Add CLI for converting v2 metadata to v3 #3257

K-Meech · 2025-07-16T15:10:16Z

Adds a CLI using typer to convert v2 metadata (.zarray / .zattrs...) to v3 metadata zarr.json.

To test, you will need to install the new optional cli dependency e.g.
pip install -e ".[remote,cli]"

This should make the zarr-converter command available e.g. try:

zarr-converter --help
zarr-converter convert --help
zarr-converter clear --help

convert adds zarr.json files to every group / array, leaving the v2 metadata as-is. A zarr with both sets of metadata can still be opened with zarr.open, but will give a UserWarning: Both zarr.json (Zarr format 3) and .zarray (Zarr format 2) metadata objects exist... Zarr v3 will be used.. This can be avoided by passing zarr_format=3 to zarr.open, or by using the clear command to remove the v2 metadata.

clear can also remove v3 metadata. This is useful if the conversion fails part way through e.g. if one of the arrays uses a codec with no v3 equivalent.

All code for the cli is in src/zarr/core/metadata/converter/cli.py, with the actual conversion functions in src/zarr/core/metadata/converter/converter_v2_v3.py. These functions can be called directly, for those who don't want to use the CLI (although currently they are part of /core which is considered private API, so it may be best to move them elsewhere in the package).

Some points to consider:

I had to modify set_path from test_dtype_registry.py and test_codec_entrypoints.py, as they were causing the CLI tests to fail if they were run after. This seems to be due to the lazy_load_list of the numcodecs codecs registries being cleared, meaning they were no longer available in my code which finds the numcodecs.zarr3 equivalent of a numcodecs codec.
I tested this on local zarr images, so it would be great if someone with access to s3 / google cloud etc., could try it out on some small example images there.
I'm happy to add docs about how to use the CLI, but wanted to get feedback on the general structure first

TODO:

Add unit tests and/or doctests in docstrings
Add docstrings and API docs for any new/modified user-facing classes and functions
New/modified features documented in docs/user-guide/*.rst
Changes documented as a new file in changes/
GitHub Actions have all passed
Test coverage is 100% (Codecov passes)

…onversion

…sting a zarr version greater than 3

codecov · 2025-07-16T16:23:58Z

Codecov Report

Attention: Patch coverage is 96.85039% with 4 lines in your changes missing coverage. Please review.

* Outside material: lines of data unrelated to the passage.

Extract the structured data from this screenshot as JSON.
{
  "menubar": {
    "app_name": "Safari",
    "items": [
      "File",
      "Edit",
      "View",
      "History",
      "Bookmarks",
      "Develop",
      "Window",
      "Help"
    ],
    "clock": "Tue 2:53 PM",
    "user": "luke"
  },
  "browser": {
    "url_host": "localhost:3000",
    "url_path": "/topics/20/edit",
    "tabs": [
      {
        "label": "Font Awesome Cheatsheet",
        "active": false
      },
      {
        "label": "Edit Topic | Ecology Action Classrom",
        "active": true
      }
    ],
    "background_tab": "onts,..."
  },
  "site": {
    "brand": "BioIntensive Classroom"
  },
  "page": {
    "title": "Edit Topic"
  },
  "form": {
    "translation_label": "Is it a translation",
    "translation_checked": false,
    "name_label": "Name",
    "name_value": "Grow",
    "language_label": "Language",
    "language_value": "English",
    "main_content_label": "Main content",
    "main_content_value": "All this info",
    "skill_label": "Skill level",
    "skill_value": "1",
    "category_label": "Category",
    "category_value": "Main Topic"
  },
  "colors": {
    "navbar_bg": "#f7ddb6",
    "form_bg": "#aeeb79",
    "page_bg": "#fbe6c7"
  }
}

Project coverage is 94.69%. Comparing base (18f41d4) to head (3540434).
Report is 1 commits behind head on main.

Files with missing lines	Patch %	Lines
src/zarr/core/metadata/converter/cli.py	90.00%	2 Missing ⚠️
...rc/zarr/core/metadata/converter/converter_v2_v3.py	98.13%	2 Missing ⚠️

Additional details and impacted files

@@            Coverage Diff             @@
##             main    #3257      +/-   ##
==========================================
+ Coverage   94.62%   94.69%   +0.06%     
==========================================
  Files          78       80       +2     
  Lines        8690     8817     +127     
==========================================
+ Hits         8223     8349     +126     
- Misses        467      468       +1

Files with missing lines	Coverage Δ
src/zarr/core/metadata/converter/cli.py	`90.00% <90.00%> (ø)`
...rc/zarr/core/metadata/converter/converter_v2_v3.py	`98.13% <98.13%> (ø)`

... and 1 file with indirect coverage changes

🚀 New features to boost your workflow:

❄️ Test Analytics: Detect flaky tests, report on failures, and find test suite problems.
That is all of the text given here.